5 for 5 – What’s your perspective?

18 Aug



Good morning everyone!


This week I wanted to share  a note I received in one of the email newsletters I receive on a weekly basis. The author Rob Hatch (@robhatrch) , shares a great insight on two words: Rut and Groove. Rob explains the difference lies in purpose. I would expand on that in that it is determined by your attitude. John Maxwell is famous for saying “Your Attitude determines your altitude.” Are you someone who sees the whole world is against you and hence the problems in your life (i.e.  a rut)? Or do you see the world and all its opportunity and start something or make a difference anyways?
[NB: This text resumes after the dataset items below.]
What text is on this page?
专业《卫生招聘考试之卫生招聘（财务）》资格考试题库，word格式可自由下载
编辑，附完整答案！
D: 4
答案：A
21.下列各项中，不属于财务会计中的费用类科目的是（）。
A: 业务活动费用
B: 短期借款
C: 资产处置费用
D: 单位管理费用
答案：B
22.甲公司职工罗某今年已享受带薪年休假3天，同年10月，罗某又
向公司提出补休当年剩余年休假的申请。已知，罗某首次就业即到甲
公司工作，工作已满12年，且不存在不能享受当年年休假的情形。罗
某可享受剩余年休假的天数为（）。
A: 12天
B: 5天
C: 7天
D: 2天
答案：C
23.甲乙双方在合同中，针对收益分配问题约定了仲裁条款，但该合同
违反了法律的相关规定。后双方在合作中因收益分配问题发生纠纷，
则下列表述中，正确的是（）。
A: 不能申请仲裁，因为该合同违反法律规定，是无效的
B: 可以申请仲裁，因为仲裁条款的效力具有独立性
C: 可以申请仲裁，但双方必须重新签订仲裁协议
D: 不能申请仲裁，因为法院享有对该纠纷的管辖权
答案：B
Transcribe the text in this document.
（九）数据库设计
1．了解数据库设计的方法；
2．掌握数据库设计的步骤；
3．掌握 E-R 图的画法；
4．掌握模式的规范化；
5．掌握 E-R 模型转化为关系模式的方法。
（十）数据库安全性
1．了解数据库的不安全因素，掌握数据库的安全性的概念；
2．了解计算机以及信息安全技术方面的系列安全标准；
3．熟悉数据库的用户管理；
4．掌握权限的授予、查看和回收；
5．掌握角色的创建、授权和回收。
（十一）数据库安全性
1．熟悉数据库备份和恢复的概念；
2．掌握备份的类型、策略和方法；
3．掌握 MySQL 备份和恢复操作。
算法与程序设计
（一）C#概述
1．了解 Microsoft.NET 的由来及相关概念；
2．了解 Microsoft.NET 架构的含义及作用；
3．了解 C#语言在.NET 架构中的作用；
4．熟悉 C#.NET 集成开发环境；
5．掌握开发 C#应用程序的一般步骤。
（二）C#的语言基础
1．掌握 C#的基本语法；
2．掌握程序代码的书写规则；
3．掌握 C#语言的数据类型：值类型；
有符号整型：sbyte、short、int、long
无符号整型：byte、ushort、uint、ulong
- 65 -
It doesn’t mean that life is all sunshine, rainbows, and unicorns, but a “possibility” attitude will allow you to be more resilient in the face of adversity and more practical in the face of success. Embrace possibility thinking. Be the person seeking solutions when everyone else is pointing to problems. Rise above and make a difference.


From Rob Hatch:


As it turns out, the words rut and groove are synonymous. In fact one definition for groove contains the word rut. That said, they do conjure very different images and while physically similar, one has us feeling stuck, while the other indicates something akin to perfect alignment. What then is the real difference and why does it matter?




The difference is rooted in purpose. Whether it’s as grand as aligning your actions with your mission, or as straightforward as knowing what task you should be working on, a groove denotes purpose. Cut specifically for function or to deliver a result.


Ruts on the other hand, reek of drudgery, completely lacking intention. Ruts are worn not cut, and their edges form up around us, holding us in long after we’ve realized they don’t serve our needs and probably…never did.


Decisions define the edges


Grooves guide and serve your purpose and the edges are defined by your decisions. Grooves are not made easily and cutting them can take time, but they only come from deliberate decisions, made repeatedly.


Getting into a writing groove might come from a decision to sit day after day, for an hour, without interruption, deciding to simply write. Sometimes the words will come easily, but nothing comes until you’ve decided to write. The groove isn’t cut in a day until one day, it is.


Some of the best tools we have available to achieve our goals are our decisions but the tools are not always easy to use. Purposeful decisions help us to define the edges and sooner or later, you’ll find your groove. Trust me when I say, it matters.


Here’s this week’s 5 for 5:


No Time to Think – by Kate Murphy (via the NYT via Farnam Street)


So what: I am completely guilty of this. Todd Henry the author of the Accidental Creative called it being addicted to the ping. A great article of the value of an idle mind. BTW, I want to go to a class on “Neural Self Hacking”!

Tags: Thinking


The Skills Leaders Need at Every Level – by Jack Zenger and Joseph Folkman – via HBR


So what: A fascinating article on leadership skills backed up by research. Just a quick thought #1 combined with #2 = TRUST!

Tags: Leadership


The 10 secrets to successful people’s calm – by Travis Bradberry – via Quartz


So what: Great tips on not only managing stress but also your perspective (see intro thoughts above). BTW, I fail at limiting caffeine.

Tags: Self-awareness


How to Become a Napping Expert – by Tess Lyle – via Lifehack


So what: Napping expert – where do I sign up? For those of us that aren’t getting enough sleep, there is a ton of research on how to nap, properly.

Tags: Infographic, Sleep


Single-task Your Way Through Your Day: How Focusing Unlocks Extreme Productivity – By Kevan Lee – via Buffer


So what: More and more data is rolling out on how focusing singularly on tasks enhances productivity. Why aren’t we doing it? What tips to you have that allow you to single-task?